I’ll miss my country home. But the time has come to move on…

But times change, and the fact of the matter is that when you divorce, everything gets split to ways, and I can’t afford to stay. In any case I’d have probably had to leave even if I could afford it, simply because I’ll soon be working full time, and I wouldn’t be able to manage the upkeep on the place.

Sometimes life changes, whether we want it to or not.

Sometimes life changes, whether we want it to or not.

It’s time to move on.

So we’re getting painting and decking done, and fixing everything that needs sorting for the sale. The place is actually in pretty good order, but there are some things holding us back, and they all take time. Then we hope to sell this summer, and we’ll split the proceeds, and go our own ways.

I'll be saying goodbye to my sheep. I'll miss the rural life. But life changes sometimes.

I’ll be saying goodbye to my sheep. I’ll miss the rural life. But life changes sometimes.

Moving into town

I’ll be moving into town, and my plans are to rent for a while until I find a place that suits me. I’ve already started to watch the market, and I’ll be looking for a place that is convenient to my son’s new High School (he’s starting High School this year, I can’t believe it!) and close to wherever I end up working.

Ideally I’d prefer not to need a car at all, but with young kids I’m guessing that’s just not possible right now. Maybe once they’ve left the nest…? 🙂

One thing that is daunting is clearing out the whole farm of everything that needs to go. Despite the fact I’ve been decluttering for a couple of years, there is still a lot of stuff that needs selling and dumping, and getting rid of it all takes time. I’m glad I’m not a clutterbug! But there will be a lot of farm tools that I won’t need in the city any more, and I’ll be selling a lot of them.

Being independent…

It’s also a bit scary to think of supporting myself for the first time in decades. I was with my husband for nearly twenty years, and suddenly being independent is a big change for me. I think I’ll cope just fine, but I’m sure there will be challenges.

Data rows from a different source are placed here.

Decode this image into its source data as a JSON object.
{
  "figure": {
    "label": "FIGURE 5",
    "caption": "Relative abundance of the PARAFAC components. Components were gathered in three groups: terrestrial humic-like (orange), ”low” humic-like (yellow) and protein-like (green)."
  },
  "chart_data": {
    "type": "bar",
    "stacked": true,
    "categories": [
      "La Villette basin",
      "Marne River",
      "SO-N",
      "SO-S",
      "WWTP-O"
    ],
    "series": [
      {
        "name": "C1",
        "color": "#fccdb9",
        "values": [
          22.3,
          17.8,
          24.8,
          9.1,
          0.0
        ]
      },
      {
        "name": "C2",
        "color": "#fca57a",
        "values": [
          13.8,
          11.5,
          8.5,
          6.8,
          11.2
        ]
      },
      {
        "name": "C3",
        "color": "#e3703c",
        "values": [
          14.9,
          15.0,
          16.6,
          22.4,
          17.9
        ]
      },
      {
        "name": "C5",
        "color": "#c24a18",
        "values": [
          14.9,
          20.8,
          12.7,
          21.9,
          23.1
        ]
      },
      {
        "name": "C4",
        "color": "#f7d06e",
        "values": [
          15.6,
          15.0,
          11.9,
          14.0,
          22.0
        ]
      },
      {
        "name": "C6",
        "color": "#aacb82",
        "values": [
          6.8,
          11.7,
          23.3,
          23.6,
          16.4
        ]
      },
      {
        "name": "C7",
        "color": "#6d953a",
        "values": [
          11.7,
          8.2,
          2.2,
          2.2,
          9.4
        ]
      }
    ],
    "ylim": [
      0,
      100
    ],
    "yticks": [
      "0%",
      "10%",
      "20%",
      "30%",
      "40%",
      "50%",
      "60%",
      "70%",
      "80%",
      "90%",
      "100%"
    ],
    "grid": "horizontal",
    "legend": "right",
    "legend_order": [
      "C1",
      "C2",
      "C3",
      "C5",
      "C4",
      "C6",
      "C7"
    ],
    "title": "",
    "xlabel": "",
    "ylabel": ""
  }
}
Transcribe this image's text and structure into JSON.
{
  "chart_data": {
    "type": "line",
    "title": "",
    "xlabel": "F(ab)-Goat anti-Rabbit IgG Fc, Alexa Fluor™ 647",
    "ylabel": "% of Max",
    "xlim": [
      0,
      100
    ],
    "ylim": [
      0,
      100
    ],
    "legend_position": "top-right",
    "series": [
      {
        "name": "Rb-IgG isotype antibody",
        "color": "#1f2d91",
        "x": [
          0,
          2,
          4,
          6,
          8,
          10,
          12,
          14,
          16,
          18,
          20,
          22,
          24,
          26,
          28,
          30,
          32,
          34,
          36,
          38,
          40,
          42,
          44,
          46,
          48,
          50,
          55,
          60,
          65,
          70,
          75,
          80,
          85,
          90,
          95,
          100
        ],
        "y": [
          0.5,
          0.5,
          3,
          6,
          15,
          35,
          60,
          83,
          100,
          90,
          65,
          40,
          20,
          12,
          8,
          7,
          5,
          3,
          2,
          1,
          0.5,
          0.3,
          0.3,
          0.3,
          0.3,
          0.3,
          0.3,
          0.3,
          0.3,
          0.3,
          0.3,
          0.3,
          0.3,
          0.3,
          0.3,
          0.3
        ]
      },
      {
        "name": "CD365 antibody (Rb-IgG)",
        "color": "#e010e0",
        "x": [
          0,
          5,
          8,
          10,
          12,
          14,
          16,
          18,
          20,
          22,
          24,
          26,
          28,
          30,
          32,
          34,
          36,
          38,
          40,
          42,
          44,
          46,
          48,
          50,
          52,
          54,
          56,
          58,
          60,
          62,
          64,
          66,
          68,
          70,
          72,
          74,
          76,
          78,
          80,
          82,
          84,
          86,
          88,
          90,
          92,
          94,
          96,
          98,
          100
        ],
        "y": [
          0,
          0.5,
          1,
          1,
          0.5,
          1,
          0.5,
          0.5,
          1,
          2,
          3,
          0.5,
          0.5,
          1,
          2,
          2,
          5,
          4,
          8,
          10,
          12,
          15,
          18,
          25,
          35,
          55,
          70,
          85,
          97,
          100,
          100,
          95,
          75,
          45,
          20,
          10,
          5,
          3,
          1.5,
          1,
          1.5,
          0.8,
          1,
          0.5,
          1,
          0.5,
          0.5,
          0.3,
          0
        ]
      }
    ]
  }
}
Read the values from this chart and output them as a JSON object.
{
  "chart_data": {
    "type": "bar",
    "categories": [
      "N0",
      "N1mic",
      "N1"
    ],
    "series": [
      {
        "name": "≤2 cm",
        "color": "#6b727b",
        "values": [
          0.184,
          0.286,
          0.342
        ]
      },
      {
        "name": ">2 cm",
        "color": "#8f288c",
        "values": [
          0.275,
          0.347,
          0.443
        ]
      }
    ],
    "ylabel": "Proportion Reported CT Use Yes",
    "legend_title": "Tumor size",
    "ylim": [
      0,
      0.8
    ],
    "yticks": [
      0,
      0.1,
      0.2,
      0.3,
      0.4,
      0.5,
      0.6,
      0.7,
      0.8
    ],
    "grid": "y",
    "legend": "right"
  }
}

I’m glad my ex-husband and I are on excellent terms. I wouldn’t have to do this all if we were fighting. But we’ve reached a very amicable separation, and our relationship has evolved into one of good friends. I hope we stay that way.

I don’t think anyone ever plans to divorce. But we were neither of us happy together, and when we decided to end things we immediately knew it was the right thing to do. I never saw myself as a divorcee, but I guess that’s what I am. As long as we both put our children first, though, everything will be all right.